Alas! We committed the cardinal sin of Separating after about 10 years, and were instantly ostracised by the church, a few good friends excepted. Oddly, the same thing happened to a couple of about the same age as us, but based at the other (likewise evangelical) C of E church in town. I hasten to add that there was no connection between the two cases, neither (in the case of Mrs BF and I) was a third party involved!
I left off going to any church regularly for some 25 years, having, as I was informed, transgressed against God's Laws. I really didn't want anything to do with such a *God*.
Divorce being theoretically possible and divorce being socially acceptable aren't the same thing.
Yes, and how often some of them seem to get caught out in sexual misdemeanours...
TLW was very much the theme at the church I attended all those lustra ago, but IIRC the clergy were all Happily Married to Lovely Wives (one each, that is).

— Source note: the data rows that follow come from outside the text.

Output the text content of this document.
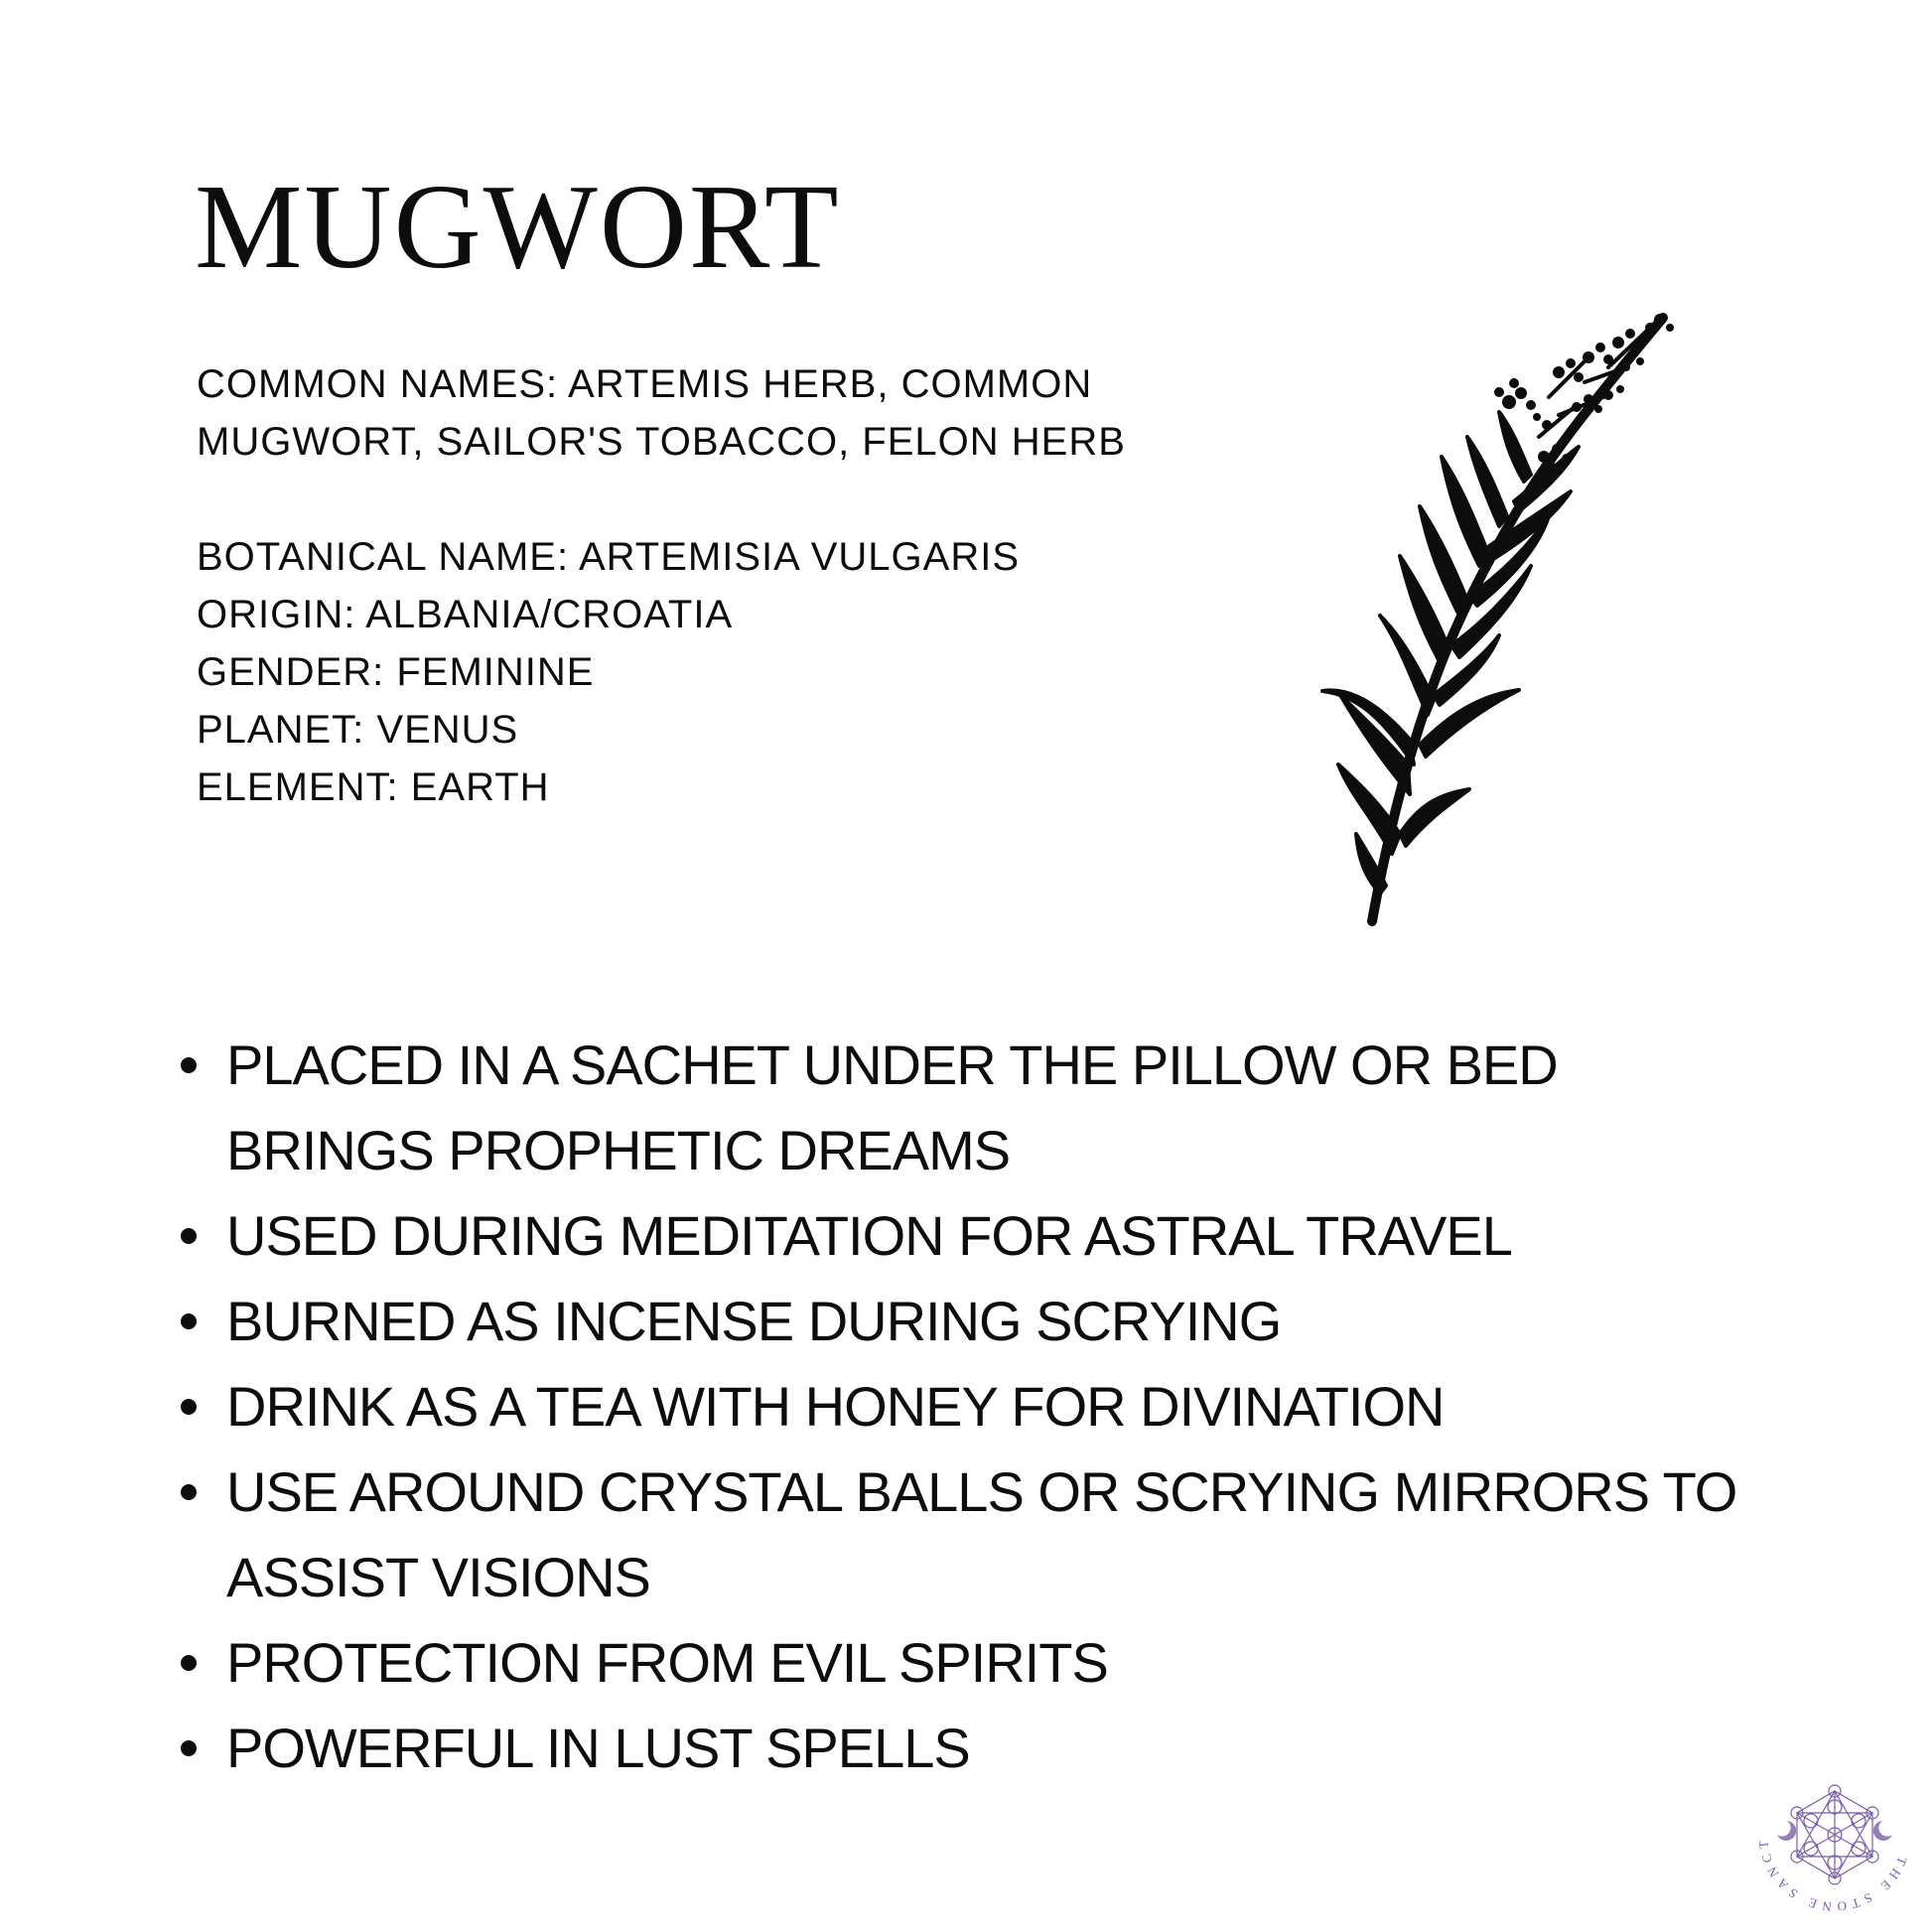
MUGWORT
COMMON NAMES: ARTEMIS HERB, COMMON
MUGWORT, SAILOR'S TOBACCO, FELON HERB
BOTANICAL NAME: ARTEMISIA VULGARIS
ORIGIN: ALBANIA/CROATIA
GENDER: FEMININE
PLANET: VENUS
ELEMENT: EARTH
PLACED IN A SACHET UNDER THE PILLOW OR BED BRINGS PROPHETIC DREAMS
USED DURING MEDITATION FOR ASTRAL TRAVEL
BURNED AS INCENSE DURING SCRYING
DRINK AS A TEA WITH HONEY FOR DIVINATION
USE AROUND CRYSTAL BALLS OR SCRYING MIRRORS TO ASSIST VISIONS
PROTECTION FROM EVIL SPIRITS
POWERFUL IN LUST SPELLS
THE STONE SANCT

The worst ones are the ones who had a wild time of wine, women and more women themselves, then repented, and are urging young people not to make the same mistakes they did.
Win-win for them - lots of youthful sex AND a good testimony to trot out.
Not such a win-win for anyone who listens to them and ends up with neither sex nor a juicy "Jesus Saved Me from My Life of Sin and Debauchery" story and all the Good Christian Brownie points that accrue from their testimony.
I think amongst Evangelicalism a lot of it is down to very rigid gender roles and also an absolute terror of single people being secretly gay. Certainly there are plenty of churches that would never even contemplate a single man as clergy or a senior member of staff for that reason.
'Cause there's no history of evangelical gay men entering opposite sex marriages and then getting caught in flagrante with the pool boy [other young hunky men are available].
Religious groups can find it difficult to have social activities which draw in the unattached. Until they are much older.
Which reminds me I have to go and pay some bills, see if I can get the dashcam to work, and set up the dishwasher.
*It was a party. There was a drink in a bowl. Someone had been somewhere where it wasn't monitored properly!.